Upavistha konasana (oo-pah-VEESH-tah cone-AHS-anna) is a soothing way to stretch your hamstrings and groins. This seated pose will also strengthen the supporting muscles of your spine, improving your posture and promoting ease and comfort in your body.
Philosophy + Origin
Wide-seated forward bend pose offers very different experiences for different people. Some people love the pose and can stay in it completely relaxed with minimal effort. Then, of course, there’s the other group who are immediately confronted with discomfort, irritation, and loads of negative self-talk and disbelief. In either camp, the experience of the posture is meant to be educational and, yes, transformational. Staying present in the pose with the breath is where the practice of yoga really comes into play.
- Place a rolled blanket under your knees for extra support.
- Place a folded blanket under your sit bones to help encourage your pelvis to tip forward and prevent rounding in your spine.
- Sit against a wall to support your spine.

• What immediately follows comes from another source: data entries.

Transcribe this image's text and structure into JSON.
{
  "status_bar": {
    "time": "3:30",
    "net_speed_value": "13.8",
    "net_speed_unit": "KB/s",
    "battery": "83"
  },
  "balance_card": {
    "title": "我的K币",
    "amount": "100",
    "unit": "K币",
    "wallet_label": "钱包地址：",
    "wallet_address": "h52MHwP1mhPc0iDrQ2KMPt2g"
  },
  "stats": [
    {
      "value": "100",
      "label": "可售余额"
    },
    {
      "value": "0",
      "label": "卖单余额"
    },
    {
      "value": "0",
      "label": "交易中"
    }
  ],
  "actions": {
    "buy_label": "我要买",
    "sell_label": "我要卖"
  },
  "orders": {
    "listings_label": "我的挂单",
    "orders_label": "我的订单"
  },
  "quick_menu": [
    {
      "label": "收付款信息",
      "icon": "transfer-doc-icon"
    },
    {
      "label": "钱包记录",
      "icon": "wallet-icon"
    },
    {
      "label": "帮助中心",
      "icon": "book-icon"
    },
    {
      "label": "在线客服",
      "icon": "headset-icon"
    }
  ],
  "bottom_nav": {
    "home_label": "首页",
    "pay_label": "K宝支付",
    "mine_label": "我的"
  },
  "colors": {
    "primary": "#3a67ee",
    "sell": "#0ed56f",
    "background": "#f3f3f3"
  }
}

- Begin sitting in staff pose (dandasana). Slide your heels out as wide as you can comfortably.
- Lift your hips up, send your tailbone back, then place your hips back down.
- Rotate your inner thighs up toward the ceiling so your kneecaps face straight up. Extend out through your heels.
- Press your thigh bones into the ground and walk your hands forward. As you move forward, keep your front torso long and your spine neutral. Bring your hands as far forward as you can while maintaining the length between your pubic bone and your navel.
- Hold the pose with long breaths for 60 seconds. Gently lift your torso, then use your hands to bring your knees together to release.
- Upavistha = seated
- Kona = angle
- Asana = pose
- Stretches the groin, adductor muscles, and hamstrings.
- Strengthens the muscles along the spine.
- Improves posture.
- Promotes mind-body awareness.
Reciting this simple mantra invokes peace and helps you surrender, letting go of excess or limiting thoughts. To practice, recite “Om Shanti Shanti Shanti.”
A soothing gesture that invokes deep contemplation and self awareness, to practice dhyana mudra, place your hands on your lap with your left hand under your right, palms facing up. Bring the tips of the thumbs together to touch.